Höchst umstritten

Isländerin schrieb Buch mit ihrem Vergewaltiger

Ausland
23.03.2017 06:09

Es ist schon mehr als 20 Jahre her, dass Thordis Elva und Tom Stranger auf den Weihnachtsball von Thordis' Schule in der isländischen Hauptstadt Reykjavik gingen. Sie war 16, er, ein Austauschschüler aus Australien, zwei Jahre älter, beide seit einigen Wochen ein Paar. Dann - so erzählen es beide in dem eben erschienenen Buch "South of Forgiveness" - vergewaltigte er sie. Der gemeinsam verfasste Bericht sorgt für viel Aufsehen, aber auch Proteste.

Zwei Stunden lang dauerte das Martyrium für die damals 16-jährige Isländerin.
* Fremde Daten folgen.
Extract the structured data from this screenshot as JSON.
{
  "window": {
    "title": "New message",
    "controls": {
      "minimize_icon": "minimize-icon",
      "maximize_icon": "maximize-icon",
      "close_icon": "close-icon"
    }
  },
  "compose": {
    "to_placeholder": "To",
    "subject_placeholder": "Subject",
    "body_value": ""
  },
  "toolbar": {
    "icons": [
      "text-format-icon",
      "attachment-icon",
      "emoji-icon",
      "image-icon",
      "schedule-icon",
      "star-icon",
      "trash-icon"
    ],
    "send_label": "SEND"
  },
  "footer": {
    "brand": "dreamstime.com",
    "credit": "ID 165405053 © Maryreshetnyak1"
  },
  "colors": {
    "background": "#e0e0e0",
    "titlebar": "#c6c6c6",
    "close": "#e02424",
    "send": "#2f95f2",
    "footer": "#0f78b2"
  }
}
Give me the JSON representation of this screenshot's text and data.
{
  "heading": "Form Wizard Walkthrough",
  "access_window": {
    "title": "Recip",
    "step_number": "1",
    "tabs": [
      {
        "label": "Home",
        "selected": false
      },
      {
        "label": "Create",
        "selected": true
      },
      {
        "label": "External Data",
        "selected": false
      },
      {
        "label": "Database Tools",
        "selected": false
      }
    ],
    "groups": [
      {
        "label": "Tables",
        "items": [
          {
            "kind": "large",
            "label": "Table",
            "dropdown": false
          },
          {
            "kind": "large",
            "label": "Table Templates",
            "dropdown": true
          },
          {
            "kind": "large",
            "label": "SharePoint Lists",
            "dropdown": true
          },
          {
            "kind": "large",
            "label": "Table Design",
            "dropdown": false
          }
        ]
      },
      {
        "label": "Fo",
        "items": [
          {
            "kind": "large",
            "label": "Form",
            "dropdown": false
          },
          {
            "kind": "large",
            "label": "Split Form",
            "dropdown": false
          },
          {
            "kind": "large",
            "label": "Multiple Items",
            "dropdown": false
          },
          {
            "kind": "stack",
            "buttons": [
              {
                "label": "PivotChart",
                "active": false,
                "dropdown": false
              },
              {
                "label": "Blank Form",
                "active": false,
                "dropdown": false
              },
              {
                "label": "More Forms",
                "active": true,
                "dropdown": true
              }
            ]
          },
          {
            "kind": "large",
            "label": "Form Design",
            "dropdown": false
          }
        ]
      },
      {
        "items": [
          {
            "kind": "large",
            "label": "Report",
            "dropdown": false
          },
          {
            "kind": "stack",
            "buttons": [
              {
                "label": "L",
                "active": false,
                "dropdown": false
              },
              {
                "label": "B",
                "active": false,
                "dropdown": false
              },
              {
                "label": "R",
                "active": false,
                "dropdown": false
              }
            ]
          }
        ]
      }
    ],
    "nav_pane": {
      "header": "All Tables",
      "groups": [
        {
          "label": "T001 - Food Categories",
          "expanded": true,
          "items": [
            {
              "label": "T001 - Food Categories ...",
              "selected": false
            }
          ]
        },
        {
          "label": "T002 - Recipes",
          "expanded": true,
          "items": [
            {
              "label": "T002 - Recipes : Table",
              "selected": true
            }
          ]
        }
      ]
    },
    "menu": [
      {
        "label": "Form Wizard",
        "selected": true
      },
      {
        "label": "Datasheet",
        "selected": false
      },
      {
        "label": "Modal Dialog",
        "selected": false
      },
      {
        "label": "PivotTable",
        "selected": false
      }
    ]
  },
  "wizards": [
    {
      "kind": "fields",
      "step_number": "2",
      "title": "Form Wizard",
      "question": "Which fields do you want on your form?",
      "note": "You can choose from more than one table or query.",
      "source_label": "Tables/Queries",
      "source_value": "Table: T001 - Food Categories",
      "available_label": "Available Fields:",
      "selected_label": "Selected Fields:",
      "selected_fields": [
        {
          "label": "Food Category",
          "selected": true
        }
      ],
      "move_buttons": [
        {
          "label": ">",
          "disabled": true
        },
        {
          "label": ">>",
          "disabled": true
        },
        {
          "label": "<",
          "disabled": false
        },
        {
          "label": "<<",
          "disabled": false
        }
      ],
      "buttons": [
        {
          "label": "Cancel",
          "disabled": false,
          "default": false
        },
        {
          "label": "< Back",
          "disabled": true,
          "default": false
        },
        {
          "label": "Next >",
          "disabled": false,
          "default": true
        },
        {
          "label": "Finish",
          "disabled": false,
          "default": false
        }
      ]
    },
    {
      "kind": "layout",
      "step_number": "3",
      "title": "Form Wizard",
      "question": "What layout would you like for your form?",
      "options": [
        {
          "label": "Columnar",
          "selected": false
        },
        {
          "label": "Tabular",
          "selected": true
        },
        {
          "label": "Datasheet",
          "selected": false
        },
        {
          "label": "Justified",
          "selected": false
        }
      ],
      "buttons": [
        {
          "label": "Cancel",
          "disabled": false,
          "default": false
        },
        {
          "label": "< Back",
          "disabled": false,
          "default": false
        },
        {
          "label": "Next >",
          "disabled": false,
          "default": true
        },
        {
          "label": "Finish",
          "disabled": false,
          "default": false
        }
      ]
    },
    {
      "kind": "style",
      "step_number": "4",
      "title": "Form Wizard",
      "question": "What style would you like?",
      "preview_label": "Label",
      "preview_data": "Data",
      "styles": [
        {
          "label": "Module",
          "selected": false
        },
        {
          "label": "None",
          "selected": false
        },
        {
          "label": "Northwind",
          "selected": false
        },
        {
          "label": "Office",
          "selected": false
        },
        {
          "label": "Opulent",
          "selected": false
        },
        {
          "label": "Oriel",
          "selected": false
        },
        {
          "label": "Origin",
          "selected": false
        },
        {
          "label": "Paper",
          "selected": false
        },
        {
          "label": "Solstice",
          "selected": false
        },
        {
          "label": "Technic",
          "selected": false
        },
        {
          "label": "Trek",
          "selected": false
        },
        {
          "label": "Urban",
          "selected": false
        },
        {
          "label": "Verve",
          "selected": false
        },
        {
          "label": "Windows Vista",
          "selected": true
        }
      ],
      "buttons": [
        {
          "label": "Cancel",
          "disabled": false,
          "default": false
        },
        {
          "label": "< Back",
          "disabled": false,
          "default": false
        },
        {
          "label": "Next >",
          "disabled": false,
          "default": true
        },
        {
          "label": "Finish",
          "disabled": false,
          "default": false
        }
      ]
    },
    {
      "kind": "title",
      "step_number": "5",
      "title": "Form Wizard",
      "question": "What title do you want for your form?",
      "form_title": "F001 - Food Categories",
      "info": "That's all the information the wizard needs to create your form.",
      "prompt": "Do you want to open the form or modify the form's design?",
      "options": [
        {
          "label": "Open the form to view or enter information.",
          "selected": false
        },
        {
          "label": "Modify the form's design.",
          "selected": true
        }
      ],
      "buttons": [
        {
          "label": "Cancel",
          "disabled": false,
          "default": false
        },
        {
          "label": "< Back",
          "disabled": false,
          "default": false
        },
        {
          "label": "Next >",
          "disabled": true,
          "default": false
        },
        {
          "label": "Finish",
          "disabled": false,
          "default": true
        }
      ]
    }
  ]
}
Noch heute erinnert sie sich, wie sie auf der Digitalanzeige ihres Weckers die Sekunden herunterzählte. "Seit dieser Nacht weiß ich genau, dass zwei Stunden 7200 Sekunden haben." Zwei Tage später kam Tom noch einmal vorbei, um Schluss zu machen. Dann ging er nach Australien zurück. Thordis blieb auf ihrer Insel und behielt alles lange Zeit für sich. Zur Polizei ging sie nie.

"Ich wollte, dass er Verantwortung übernimmt"
Dass die beiden wieder miteinander in Kontakt kamen, liegt an Thordis Elva. Die Isländerin hatte nach Jahren der Selbstzweifel Karriere als Journalistin gemacht, sich auch mit dem Thema sexuelle Gewalt befasst. 2005 schrieb sie an Tom Stranger. "Ich wollte, dass er Verantwortung übernimmt. Ich hatte keine große Hoffnung, dass dabei etwas herauskommt. Aber ich musste das tun, für mich selbst."

Die Antwort-Mail kam schnell. Stranger gab zu, was er getan hatte, auch wenn er es anfangs noch nicht Vergewaltigung nannte. "Es ist ein dunkler Teil meiner Erinnerung. Ich habe versucht, ihn zu unterdrücken." Jahre später trafen sich die beiden auch: auf halber Strecke zwischen Island und Australien, im südafrikanischen Kapstadt. Die Aussprache dauerte eine Woche.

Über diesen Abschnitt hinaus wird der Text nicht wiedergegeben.